Joan Rivers said, “No matter how trapped in the Krazy Glue of life you may be feeling, you can get unstuck. My favorite way is to make a list of all that I have to be thankful for.”

Every night when I turn off the light I lay my head on the pillow and begin thinking about the happenings of the day for which I am grateful. I try to remember the one for which I am most grateful, a trick that reminds me of several other things. The list gets longer as I fall asleep in the process. I trust that gratitude is the Goo-Gone that wipes out the problems of the day.

    If you have read today’s Gospel for Monday of the Fifth Week of Lent, you saw Jesus’ life-saving forgiveness and kindness toward the woman caught in adultery. Her horror of facing death by stoning was transformed into grateful relief, as the accusers slunk away and Jesus said, “Neither do I condemn you.”

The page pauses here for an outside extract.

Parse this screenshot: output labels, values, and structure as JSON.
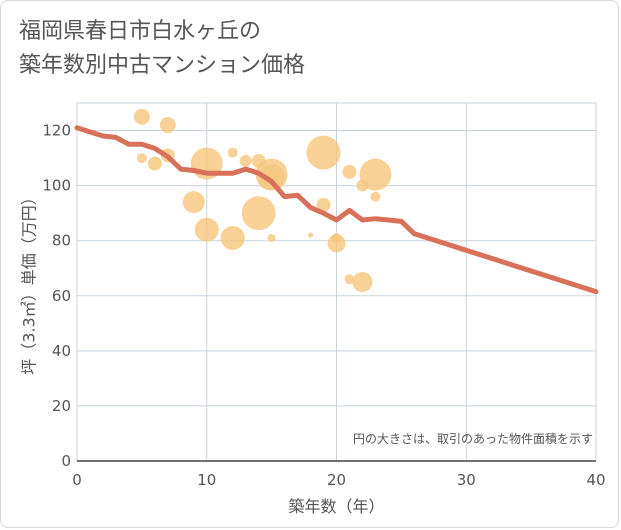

     Have you noticed that during his journey to the cross, the only people whom Jesus addresses are women? Traditional stations suggest Jesus met his blessed Mother and Veronica. Although we have no recorded words, it’s easy to imagine the gazes of compassion between Jesus and his mother and with Veronica. As he meets the women of Jerusalem, Jesus feels the pain that will be theirs when Jerusalem is destroyed.

     Another story about a woman occurred two days before Passover when the chief priests were plotting to arrest Jesus. Jesus was at a meal at a house of Simon the leper. A woman poured an alabaster jar of nard on Jesus’ head. Though onlookers scolded the woman for the waste, Jesus appreciated her kindness. He said, “She has done what she could; she has anointed my body beforehand for its burial. Truly I tell you, wherever the good news is proclaimed in the whole world, what she has done will be told in remembrance of her” (Mk. 14:8-9) Three paragraphs later in Mark’s gospel we read of the institution of the Eucharist. Unlike the institution of the Eucharist in Luke that includes “Do this in remembrance of me” there is no request about remembering Jesus in Mark’s gospel. Instead the reader is asked to remember the deed of the woman. Service and Eucharist are inseparable, as seen again in John’s gospel when there is no record of the institution of the Eucharist; instead we read about humble service in washing feet.

     You are probably missing the reception of the Eucharist, along with your parish family. As you pray a spiritual communion, consider ways to be of service today. Those acts are inseparable from the Eucharist, for you and the recipient are an extension of Jesus Chris the Lord. We are all the Body of Christ. Amen.

I live in a house with three other Sisters of Notre Dame. One is a teacher who right now is meeting a math group on line. Two other Sisters are making protective masks. I am sitting here hoping to send a blog that will keep up spirits in a time of isolation and buoy hope in a scary time.

In Tuesdays with Morrie Morrie Schwartz writes: “Devote yourself to loving others, devote yourself to your community around you, and devote yourself to creating something that gives you meaning and purpose.” This is the kind of devotion that surrounds me: dedicated teaching, protecting first-responders, and writing blogs that give me purpose. In addition, our small community meets daily for prayer and fun. 

In a book by Harold Ivan Smith titled A B C’s of Healthy Grieving one gentleman writes “I want, at least, to be in places where joy is happening. Then, if there are any extras, I can take a ‘doggybag’ full of joy home with me for tomorrow.” 

Give someone some joy today, so that they will have a doggy bag for tomorrow.

We’ve all heard “When life hands you lemons, make lemonade.” Dick Ryan uses a different image: “Suffering can be like a grain of sand in an oyster; it can create a magnificent pearl.”

I can’t hear the word “pearl” without thinking of John Steinbeck’s The Pearl. Even teaching the novel for the twelfth time, I am continually fascinated by the many layers of the word “pearl” with all its lovely and ugly connotations.

     The pandemic has caused a tsunami of suffering. Yet it is my hope that the pandemic can create a magnificent pearl. With prayer and good will our global village can learn that our present modes of living are not sustainable. We need to reverse global warming. We need to flatten the curve not only of COVID19 but of economic inequality. The extra care given to the elderly may lessen the ageism that creeps into our culture. The news has heightened the plight of the homeless, making us more aware of all their needs, starting with a roof over their heads.

     It is my hope that goodness, systemic change, care for our planet and one another will be more contagious than the virus. How terrible it would be if we let our present suffering not be transformed into pearls.